The strength of a side’s squad will dictate whether or not European football becomes a distraction to other competitions and cups. We illustrated strength in depth last year and we’ve retained the majority of our squad so last season’s experiences will be vital.
For most of the year we were playing on a Friday and then again on Monday or even on a Saturday and then the following Monday, given the fact we were competing in the Setanta Cup, League Cup, FAI Cup, Premier Division, and had Europe on top of all that.
We were also in all of those competitions right up until the business end of the season. We won the EA Sports Cup, and advanced to the quarter-final stage of the FAI Cup, which resulted in a replay, adding a further fixture to an already busy schedule.
Due to our experiences last season, we know we’re capable of competing on all fronts. It’s all to do with how you manage yourself and Europe certainly won’t be a distraction as everyone relishes playing more football.
When you’re enjoying your football, the more games you can play the better. All you want is another game as soon as possible.
Our squad is also quite versatile, which could be of benefit in Europe. We’re not stuck on one set formation or one style of play. We changed things up against the bigger opponents last season such as the likes of Hadjuk Split.
The midfield battle was between myself Ruairi Higgins and Richie and that’s what worked so well for us against Split.
This summer the experience of manager, Stephen Kenny will also be invaluable. He’s proved time and time again with the trophies he has won and what he’s done with each squad that he’s a fantastic manager. He’s a brilliant man-manager too and has a brilliant tactical awareness of when to play different players, at different times, and at the right time.
Stephen isn’t a new kid on the block. He has team rotation down to a tee at this stage and he’d almost have his team thought out before we’d start thinking about it, he’s that far ahead of us.
As for the league in general, I would hope we can do well as a country because it only improves how we’re looked at and it improves our coefficient. It’s important for the advancement of the entire league because it provides clubs with a major financial boost. It’s tough enough for most clubs at the moment so European money is of huge benefit.
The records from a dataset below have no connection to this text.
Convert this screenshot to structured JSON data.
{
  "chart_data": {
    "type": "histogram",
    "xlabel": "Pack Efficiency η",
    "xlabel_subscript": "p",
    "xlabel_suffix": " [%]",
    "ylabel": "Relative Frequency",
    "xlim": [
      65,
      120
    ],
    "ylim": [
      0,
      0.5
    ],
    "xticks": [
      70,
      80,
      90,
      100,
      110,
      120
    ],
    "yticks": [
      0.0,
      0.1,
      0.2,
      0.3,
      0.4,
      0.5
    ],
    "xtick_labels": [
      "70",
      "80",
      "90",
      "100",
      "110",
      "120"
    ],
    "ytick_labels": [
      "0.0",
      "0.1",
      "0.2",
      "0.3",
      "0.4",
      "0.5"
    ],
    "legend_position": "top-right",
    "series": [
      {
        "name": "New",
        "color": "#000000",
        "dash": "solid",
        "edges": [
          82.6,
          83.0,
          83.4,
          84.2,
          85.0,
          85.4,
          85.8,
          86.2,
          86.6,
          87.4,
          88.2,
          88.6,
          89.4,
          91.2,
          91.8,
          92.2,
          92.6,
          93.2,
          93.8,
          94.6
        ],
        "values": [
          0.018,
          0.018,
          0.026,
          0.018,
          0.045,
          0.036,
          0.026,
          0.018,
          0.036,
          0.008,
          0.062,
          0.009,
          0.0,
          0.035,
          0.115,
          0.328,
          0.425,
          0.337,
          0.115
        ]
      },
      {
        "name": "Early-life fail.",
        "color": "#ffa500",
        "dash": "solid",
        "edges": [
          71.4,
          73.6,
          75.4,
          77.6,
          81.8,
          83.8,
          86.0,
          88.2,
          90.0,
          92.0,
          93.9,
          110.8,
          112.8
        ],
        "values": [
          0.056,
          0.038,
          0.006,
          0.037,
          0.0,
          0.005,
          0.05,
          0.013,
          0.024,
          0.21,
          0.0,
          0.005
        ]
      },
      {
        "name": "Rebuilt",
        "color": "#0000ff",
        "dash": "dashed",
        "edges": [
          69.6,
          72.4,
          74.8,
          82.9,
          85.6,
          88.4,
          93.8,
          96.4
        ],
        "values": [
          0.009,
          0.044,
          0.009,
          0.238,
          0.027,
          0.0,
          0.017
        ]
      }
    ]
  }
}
Gaining positive results will also help in improving our reputation as a league. I can’t tell what sides across Europe are thinking but you want them to look at the draw and not see a tie against Irish sides as a walk in the park.
Looking at the other Irish sides (Cork City, St. Pat’s and Shamrock Rovers) who are to play in Europe as well this year, they probably make up the sides who are best-suited to compete.
Last year, we proved that we were worthy champions and we’ve built on a good squad. Cork have improved yet again and so have Rovers and St. Pat’s. When you look at Pat’s style of play, Cork’s ground and factors like this, all four clubs are suited to the European stage.
This year could be a good year for the Irish clubs.